I knew the name Mario Andretti. I occasionally used the phrase “pit stop.” And I had at least a vague idea of what it meant. But that was about the extent of my racing knowledge.
My husband (my fiancée at the time) had a suite at the track for Carburetion Day. I went with him for the first time in 2005, primarily to socialize.
When the IndyCar practice started, he took me up in the stands to watch. And I couldn’t believe what I was seeing. The cars (which looked more like rockets), were flying around the track. And making a high-pitched wail when they did it. Even the smell of the burning rubber was intoxicating.

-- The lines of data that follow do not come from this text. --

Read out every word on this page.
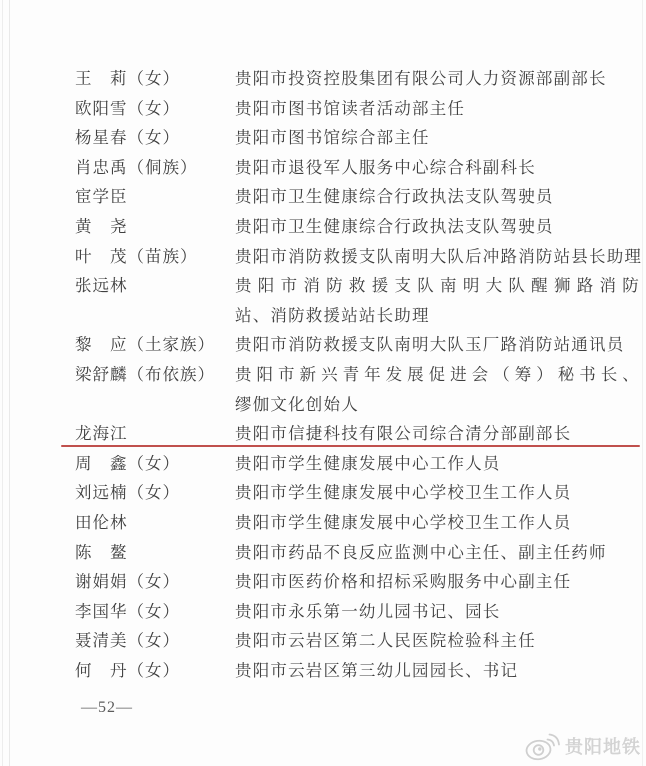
王　莉（女）	贵阳市投资控股集团有限公司人力资源部副部长
欧阳雪（女）	贵阳市图书馆读者活动部主任
杨星春（女）	贵阳市图书馆综合部主任
肖忠禹（侗族）	贵阳市退役军人服务中心综合科副科长
宦学臣	贵阳市卫生健康综合行政执法支队驾驶员
黄　尧	贵阳市卫生健康综合行政执法支队驾驶员
叶　茂（苗族）	贵阳市消防救援支队南明大队后冲路消防站县长助理
张远林	贵阳市消防救援支队南明大队醒狮路消防
站、消防救援站站长助理
黎　应（土家族）	贵阳市消防救援支队南明大队玉厂路消防站通讯员
梁舒麟（布依族）	贵阳市新兴青年发展促进会（筹）秘书长、
缪伽文化创始人
龙海江	贵阳市信捷科技有限公司综合清分部副部长
周　鑫（女）	贵阳市学生健康发展中心工作人员
刘远楠（女）	贵阳市学生健康发展中心学校卫生工作人员
田伦林	贵阳市学生健康发展中心学校卫生工作人员
陈　鳌	贵阳市药品不良反应监测中心主任、副主任药师
谢娟娟（女）	贵阳市医药价格和招标采购服务中心副主任
李国华（女）	贵阳市永乐第一幼儿园书记、园长
聂清美（女）	贵阳市云岩区第二人民医院检验科主任
何　丹（女）	贵阳市云岩区第三幼儿园园长、书记
—52—
贵阳地铁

I couldn’t stop watching. I started asking all kinds of questions and reading about it in the paper. On race day that Sunday, I listened to the Indy 500 live on the radio. And then watched the tape-delayed broadcast. Dan Wheldon, a young, good-looking British guy won the race. Danica Patrick, a rookie, became the first woman to ever lead a lap. I was hooked. I even watched the banquet on Monday night.
By the following spring, my husband was asking me which teams the drivers were on. I loved the month-long festival atmosphere that was the month of May in Indy. The year I put checkered flags in my flower pots, my husband told me it was official. I was a Hoosier.
The respect I have for the sport, the drivers, the track, and the tradition is immense. Especially for a girl who grew up around horses in Minnesota, not race cars in Indiana.
Still, every time I pull into the Indianapolis Motor Speedway, and every time I hear an IndyCar zoom around the track, it gives me goosebumps. And it brings me back to my first years in Indianapolis.
As it turns out, a place so rich in history would help me write my own.
I watched qualifications last weekend from pit lane as a credentialed social media blogger for IMS. And I couldn’t help but think about the way it all began.
It was like in Pretty Woman, when Richard Gere takes Julia Roberts to the opera house. He tells her, “People’s reaction to opera the first time they hear it is extreme. They either love it or they hate it. If they love it, they will always love it. If they don’t, they may learn to appreciate it, but it will never become part of their soul.”
On Carb Day 2005, I fell in love with IndyCar.
And it’s been part of my soul ever since.